As the PCAOB continues its 2012 inspection season, and has completed a substantial number of the inspections, the Board continue to see a high level of serious inspection findings, said Board Member Jeanette Franzel in recent remarks. The findings are serious, and represent deficiencies that are of such significance that it appeared that many firms, at the time they issued their audit reports, had failed to obtain sufficient, appropriate audit evidence to support their audit opinions on the financial statements and/or the opinions on internal control over financial reporting. These findings are reported in the public version of the report, which is referred to as "Part I."
According to Member Franzel, such deficiencies include cases where auditors issue unqualified opinions even though the audit work was incomplete or not properly conducted; financial statement information was contradicted by other available evidence; or audit conclusions on material issues were based on management's views without independent verification. She noted that these findings do not necessarily mean that the financial statements are misstated, but that they represent areas of risk where the audit work was not sufficient under the standards to support the audit opinion.
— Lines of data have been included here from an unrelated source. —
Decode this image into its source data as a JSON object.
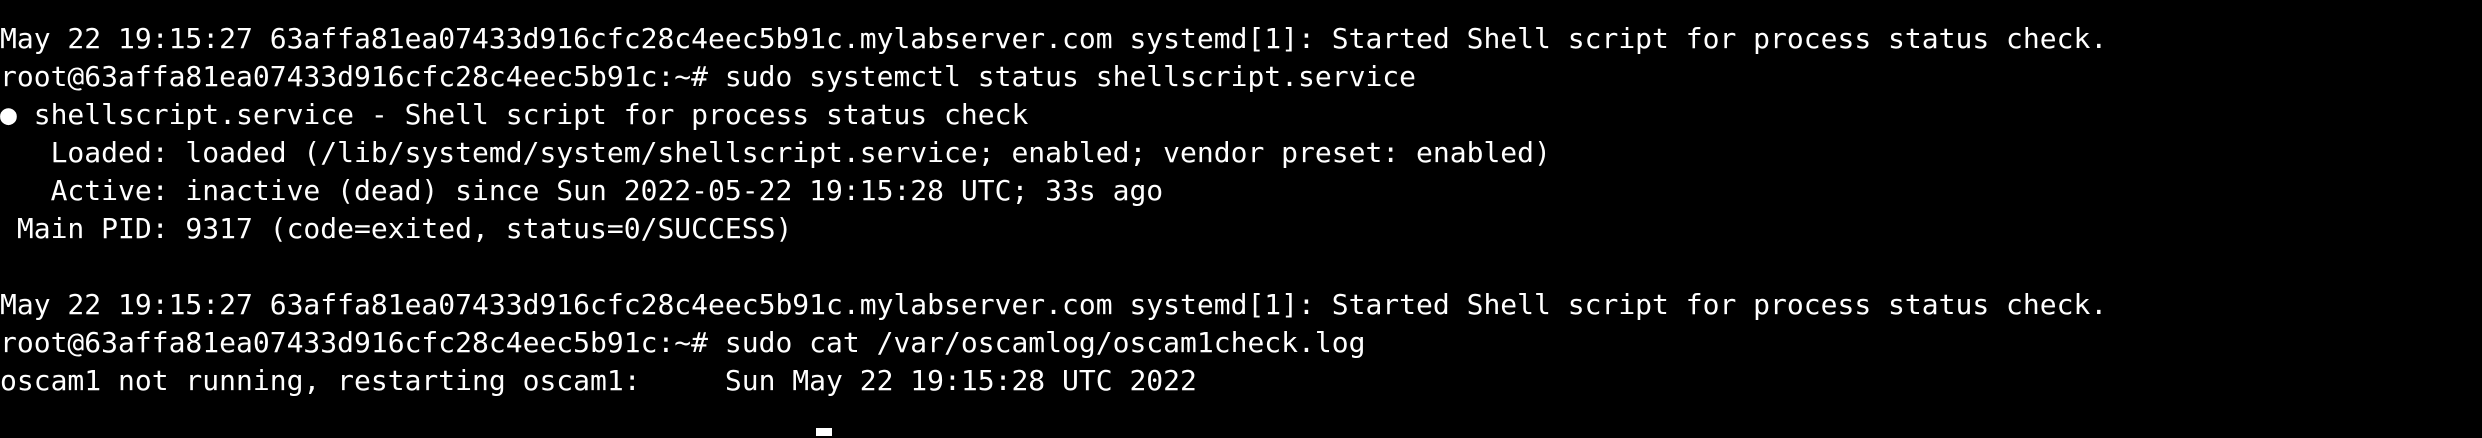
{
  "terminal": {
    "background": "#000000",
    "foreground": "#ffffff",
    "lines": [
      "May 22 19:15:27 63affa81ea07433d916cfc28c4eec5b91c.mylabserver.com systemd[1]: Started Shell script for process status check.",
      "root@63affa81ea07433d916cfc28c4eec5b91c:~# sudo systemctl status shellscript.service",
      "● shellscript.service - Shell script for process status check",
      "   Loaded: loaded (/lib/systemd/system/shellscript.service; enabled; vendor preset: enabled)",
      "   Active: inactive (dead) since Sun 2022-05-22 19:15:28 UTC; 33s ago",
      " Main PID: 9317 (code=exited, status=0/SUCCESS)",
      "",
      "May 22 19:15:27 63affa81ea07433d916cfc28c4eec5b91c.mylabserver.com systemd[1]: Started Shell script for process status check.",
      "root@63affa81ea07433d916cfc28c4eec5b91c:~# sudo cat /var/oscamlog/oscam1check.log",
      "oscam1 not running, restarting oscam1:     Sun May 22 19:15:28 UTC 2022"
    ]
  }
}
Also, PCAOB inspections are risk-based, and often focused on key areas in particular audits that pose risk to investors. Therefore, the results cannot be generalized to all audits.
Common areas where the Board found audit deficiencies include revenue recognition, fair value of financial instruments, management estimates, testing and evaluating internal controls, related party transactions, and the auditor's assessment and response to fraud risk, among others. An area that is frequently problematic for smaller issuers is the audit work related to the issuer's use of equity financing instruments to compensate employees, vendors, and others. Many of these agreements and instruments contain complex terms and conditions that impact the manner in which the instruments should be recorded and accounted for by the issuer.